Auf matschigem Boden durch den Tiergarten

Auf matschigem Boden, bei Dauerregen und kühlen Temperaturen wirkten die knapp 500 Teilnehmer beim 15. Bundestagslauf am Mittwoch, 25. Juni 2014, alles andere als niedergeschlagen. Obwohl 100 Prozent Niederschlagswahrscheinlichkeit prognostiziert waren, hatten nur Wenige ihre Teilnahme storniert. Damit bestätigten die Sportler die Einschätzung von Bundestagspräsident Prof. Dr. Norbert Lammert, das sei „eine schöne Gelegenheit, gerade bei einem Bundestagslauf zu demonstrieren: Wir sind keine Schönwetterdemokratie, sondern wir sind für alle Herausforderungen gewappnet!“

 

Abgeordnete wegen namentlicher Abstimmungen verhindert

„Mindestens stellt das Wetter ja sicher, dass niemand mit Hitzschlägen als zusätzlicher Behinderung rechnen muss“, fügte Lammert im Scherz hinzu. Um 12.47 Uhr eröffnete er südwestlich des Reichstagsgebäudes den Bundestagslauf durch den Berliner Tiergarten. Das Plenargeschehen im wenige Meter entfernten Reichstag hinderte ihn und andere Abgeordnete daran, sich selbst am Lauf zu beteiligen.
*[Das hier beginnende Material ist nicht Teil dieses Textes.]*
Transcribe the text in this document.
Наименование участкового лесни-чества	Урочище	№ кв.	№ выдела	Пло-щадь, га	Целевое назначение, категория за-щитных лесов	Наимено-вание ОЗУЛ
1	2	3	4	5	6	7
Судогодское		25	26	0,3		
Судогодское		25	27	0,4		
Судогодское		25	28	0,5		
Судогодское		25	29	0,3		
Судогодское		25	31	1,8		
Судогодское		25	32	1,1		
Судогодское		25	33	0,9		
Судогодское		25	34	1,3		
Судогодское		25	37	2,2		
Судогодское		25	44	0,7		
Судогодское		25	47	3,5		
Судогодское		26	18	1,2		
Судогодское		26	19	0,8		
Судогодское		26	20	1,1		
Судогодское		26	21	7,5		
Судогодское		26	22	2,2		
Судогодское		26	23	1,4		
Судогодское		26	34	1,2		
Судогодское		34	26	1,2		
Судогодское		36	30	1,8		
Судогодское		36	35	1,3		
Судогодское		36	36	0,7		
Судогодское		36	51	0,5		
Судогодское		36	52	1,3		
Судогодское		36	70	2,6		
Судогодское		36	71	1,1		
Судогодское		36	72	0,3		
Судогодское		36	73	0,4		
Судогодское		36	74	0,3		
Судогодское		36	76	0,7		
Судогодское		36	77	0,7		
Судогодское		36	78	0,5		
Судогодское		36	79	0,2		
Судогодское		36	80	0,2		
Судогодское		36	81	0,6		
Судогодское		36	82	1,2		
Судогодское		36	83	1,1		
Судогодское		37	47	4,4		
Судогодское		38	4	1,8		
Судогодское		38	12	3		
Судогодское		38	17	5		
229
Namentliche Abstimmungen zum Bundeshaushalt und zu Mandatsverlängerungen der Bundeswehr standen zeitgleich auf der Tagesordnung.

„Mein ausdrückliches Bedauern darüber, dass ich diesmal nicht mitlaufen kann, verbinde ich mit allen guten Wünschen an diejenigen, die deswegen noch bessere Siegeschancen haben, als das der Fall wäre, wenn ich wieder mitlaufen würde“, kokettierte Lammert.

 

Respektbezeugung eines Turners

Die sportpolitische Sprecherin der SPD-Bundestagsfraktion, Michaela Engelmeier, war ebenso zum Startschuss gekommen wie Eberhard Gienger (CDU/CSU), als Vorsitzender der Sportgemeinschaft im Deutschen Bundestag, jener Organisation, die diesen Bundestagslauf organisiert.

Gienger zollte den Läufern Respekt indem er bemerkte, er komme ja als Turner von einer Sportart, die konditionell nicht so herausfordernd sei und bei der die längste Belastung 70 Sekunden dauere. Für ihn sei deshalb „alles, was über den Anlauf zum Weitsprung hinausgeht, eine Langstrecke“.

Zwei Laufstrecken und Nordic Walker 7.200 und 3.600 Meter hatten die Läufer sowie eine kleine Gruppe Nordic Walker zu überwinden. Wegen der Fanmeile anlässlich der Fußballweltmeisterschaft wich der Streckenverlauf vom gewohnten Muster ab und startete nicht unmittelbar am Brandenburger Tor.

Das feuchte Wetter biete doch ideale Trainingsbedingungen für die Vorbereitung auf den London-Marathon, feuerte ein gut gelaunter Moderator die Läufer an. Beim Hüpfen von Pfütze zu Pfütze mögen sie doch bitte auf die Markierungen auf dem Boden achten. Schon eine knappe Viertelstunde nach Startschuss „tropften“ denn auch die ersten Läufer der Kurzstrecke wieder ins Ziel.

 

Never touch a running system“

„Never touch a running system.“ Diese Aufschrift zierte einige T-Shirts, die eigens für den Lauf gedruckt worden waren. Die Aufschrift entpuppte sich als Wortwitz von IT-Mitarbeitern der Bundestagsverwaltung. Sie hatten ihre Leidenschaft für das Laufen kurzerhand mit einem „Mantra“ ihrer Berufsgruppe verknüpft.

Das Lauffeld setzte sich aus Mitarbeitern von Abgeordneten, von Fraktionen, aus Ministerien und aus Botschaften zusammen. Und als hätte es noch eines Beweises für die Prognose des Bundestagspräsidenten bedurft, das Wetter werde dem Erfolg der Veranstaltung „nur unwesentlich im Wege stehen“, liefen die klatschnassen, aber bestens gelaunten Läuferinnen und Läufer der französischen Botschaft nebeneinander Hand in Hand über die Ziellinie.